Over the course of the election campaign we carried out a series of surveys designed to help us understand attitudes in the charity sector towards the political world, and help us to ensure that the voices of charities are being heard by decision makers. Even though the election is now in the history books, we’ll be continuing our programme of surveys to help inform our work and engagement. Our most recent survey, which surveyed charity workers took place in July, and the results are now in.
Since the election, the media climate for charities has been challenging. The tragic death of Olive Cooke has been linked to improper fundraising practices, and a number of subsequent stories have led to further criticism of the practices used by number of high-profile charities.
We asked whether charities and the voluntary sector are fairly represented in the media, and 71% of respondents said that they are not. It’s fair to say that the timing of the survey may have had an impact on the findings, but some of the additional responses we received were quite revealing. It seems that many charity workers believed that the criticism of the individual charities was used as a stick to beat the sector as a whole, and as a result many believe that they are being unfairly dragged into a challenging media climate.
We also asked about levels of trust in charities. It is of course important that charities are trusted by the public, as this encourages people to continue to give generously and volunteer their time. Trust in charities remains strong, and compares favourably to other professions. It perhaps isn’t surprising to see that 93% of charity workers agree that charities are trustworthy and act in the public interest, but it is important that all charities continue to see what more they can do to help build public trust.
There is also strong support amongst charity workers for the role of charities as advocates. 93 per cent of respondents agreed that it is important for charities to highlight if they believe government policies will negatively affect people. The remit of charities to challenge government and policy has been the subject of much debate in recent years, with the passing of the Lobbying Act in particularly serving as a source of controversy, and it is important that charities have the freedom and confidence to speak out when they feel that their beneficiaries are at risk of negative outcomes.
Charity workers are positive about the role of charities in providing public services, and want to see charities protected from funding cuts. 74% of charity workers agree that charities commissioned to deliver public services do so effectively, and 82% believe that money given to charities to run public services should not be a focus for spending cuts. This is a message that charities will doubtless want the Chancellor George Osborne to heed ahead of the Comprehensive Spending Review later in the year.

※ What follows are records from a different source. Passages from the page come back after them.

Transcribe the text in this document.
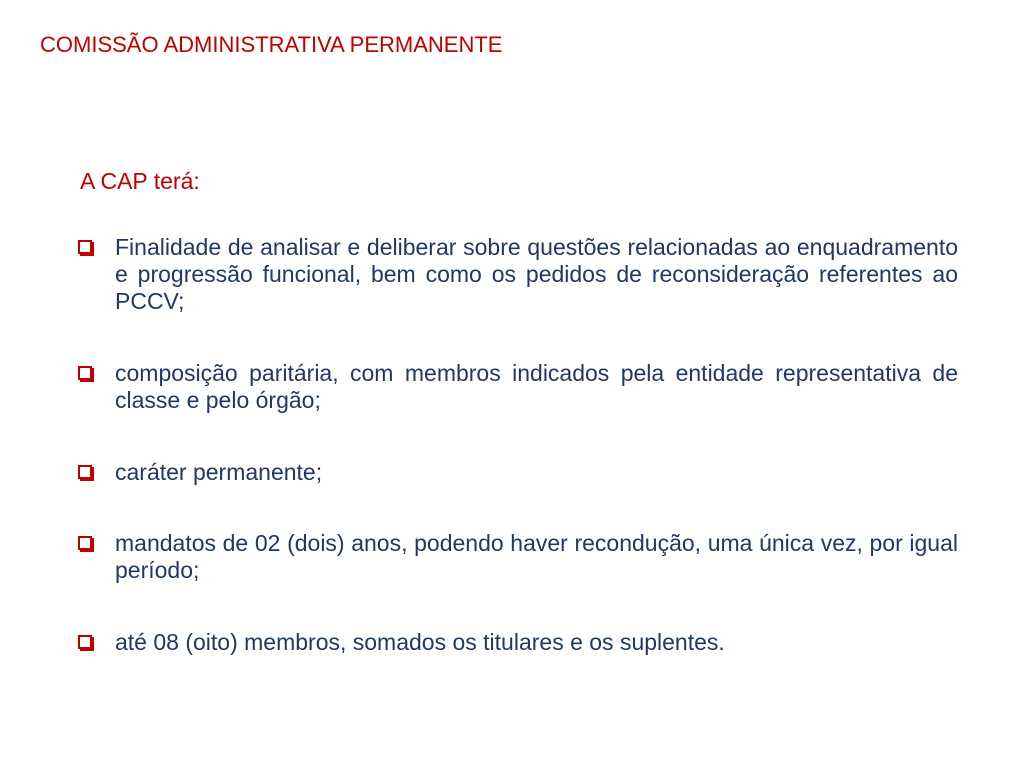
COMISSÃO ADMINISTRATIVA PERMANENTE

A CAP terá:

Finalidade de analisar e deliberar sobre questões relacionadas ao enquadramento e progressão funcional, bem como os pedidos de reconsideração referentes ao PCCV;
composição paritária, com membros indicados pela entidade representativa de classe e pelo órgão;
caráter permanente;
mandatos de 02 (dois) anos, podendo haver recondução, uma única vez, por igual período;
até 08 (oito) membros, somados os titulares e os suplentes.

We also asked charity workers about the role that they would like to see charities play in society over the next decade. Some of the responses are insightful, and a selection are provided below:
- To further hold government to account – a social conscience if you like
- Society needs to be educated on local charities and the services they provide, this should be bought into schools more to also show children the importance of kindness and generosity
- To rebuild community and counteract individualism
- To make public services more local and accountable for the service they provide
- Get more people involved in volunteering while maintaining or increasing current levels of activity
It’s clear that many charity workers have ideas for how their organisation and other charities can develop, and there remains a great deal of potential to be unlocked. However charities alone are not able to meet all of these aims; they need a strong, positive working relationship with the Government to enable the further development of the sector. As the new Government continues to implement new policies, we hope that Ministers will commit to working closely in partnership with charities and ensure that their innovation and expertise is being used to make a difference.